I’m down to roughly a month in a half until I return to the States, which also means I have a month in a half to figure out if I return to Colombia or not. I am ecstatic to go back. I miss my mom’s hugs and holding her hand more than words can explain. I miss my dumbbutt brothers [I promise that’s an endearing term] and my sweet neighbors. I miss the tiny human who was inconveniently born the day I got on an airplane and his mom and brothers. I miss my family. My humans. I miss my icecream and my bed and my bathtub. I really miss my bathtub. But coming home means making the choice to return or not. I don’t want to leave my family again. But I also can’t imagine not coming back here. I wouldn’t get to see the next five months of my soccer girls life. I wouldn’t get to watch the tinies from Sala Cuna go up to the next floor. I wouldn’t get to continue to grow relationships. It’s hard. It’s twisted up in a big pretzel that is difficult. Ugh.
Next part, we’ll work a bit backwards. I didn’t think I’d share this part, but I thought I’d challenge my vulnerability and openness with you. Saturday night, after church I was chit chatting with pals and noticed the worship leader out of the corner of my eye. At that point, I decided to avoid him, so I turned my head the other way. As soon as I did that he called “Maggie!” and hopped over with a hug. Why oh why was I avoiding the worship leader? Because the week before auditioned for the worship team. I tried to just be adventurous and go for it without getting my hopes up but when you haven’t been on a worship team in roughly two years, your hopes accidentally climb to the highest mountains. I’ve never had to audition for a worship team. And I’ve never been rejected for a worship team. Until that night. It was really frustrating and aggravating. So I’m going to continue to worship from the back row. Just because my voice isn’t what this team needs doesn’t mean my voice isn’t lovely to God. As to why I was avoiding the worship leader, I think I mentally needed time to get over the rejection. So there’s that.
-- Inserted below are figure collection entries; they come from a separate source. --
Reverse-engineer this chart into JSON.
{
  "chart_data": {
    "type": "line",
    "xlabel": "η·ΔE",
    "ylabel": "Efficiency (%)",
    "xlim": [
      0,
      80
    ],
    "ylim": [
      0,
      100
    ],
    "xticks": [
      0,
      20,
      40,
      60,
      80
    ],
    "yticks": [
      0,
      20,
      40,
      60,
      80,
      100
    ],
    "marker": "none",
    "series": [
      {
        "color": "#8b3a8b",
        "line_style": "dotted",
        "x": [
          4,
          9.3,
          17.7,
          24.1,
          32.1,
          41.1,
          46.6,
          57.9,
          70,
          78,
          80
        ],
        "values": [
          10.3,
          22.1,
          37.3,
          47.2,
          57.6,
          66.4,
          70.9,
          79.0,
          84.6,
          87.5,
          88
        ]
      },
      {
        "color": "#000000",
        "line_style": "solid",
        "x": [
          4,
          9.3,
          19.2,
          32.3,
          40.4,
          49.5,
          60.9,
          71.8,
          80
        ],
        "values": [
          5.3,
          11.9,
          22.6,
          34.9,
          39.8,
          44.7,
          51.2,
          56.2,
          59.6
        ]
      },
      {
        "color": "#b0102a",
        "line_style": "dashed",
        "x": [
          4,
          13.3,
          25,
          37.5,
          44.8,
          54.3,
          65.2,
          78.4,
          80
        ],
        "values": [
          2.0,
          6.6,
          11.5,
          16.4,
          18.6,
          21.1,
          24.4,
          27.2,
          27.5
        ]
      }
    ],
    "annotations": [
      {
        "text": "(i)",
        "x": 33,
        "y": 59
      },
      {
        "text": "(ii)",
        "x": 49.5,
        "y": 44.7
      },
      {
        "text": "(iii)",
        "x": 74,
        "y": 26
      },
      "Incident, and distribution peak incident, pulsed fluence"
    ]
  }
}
Last week I got to go to an internado, which is basically a small scale orphanage. Met the cutest little two year old with wavy hair and sweet bangs who completely and utterly stole my heart. She’s independent and very sassy.
And one of my roommates leaves on Thursday, back to Brazil. It’s sad, she’s been here this whole time with me! But I’m also very excited to have my own room. With three people in a two room apartment [very small] it’s hard to have any personal space, and now I gain that.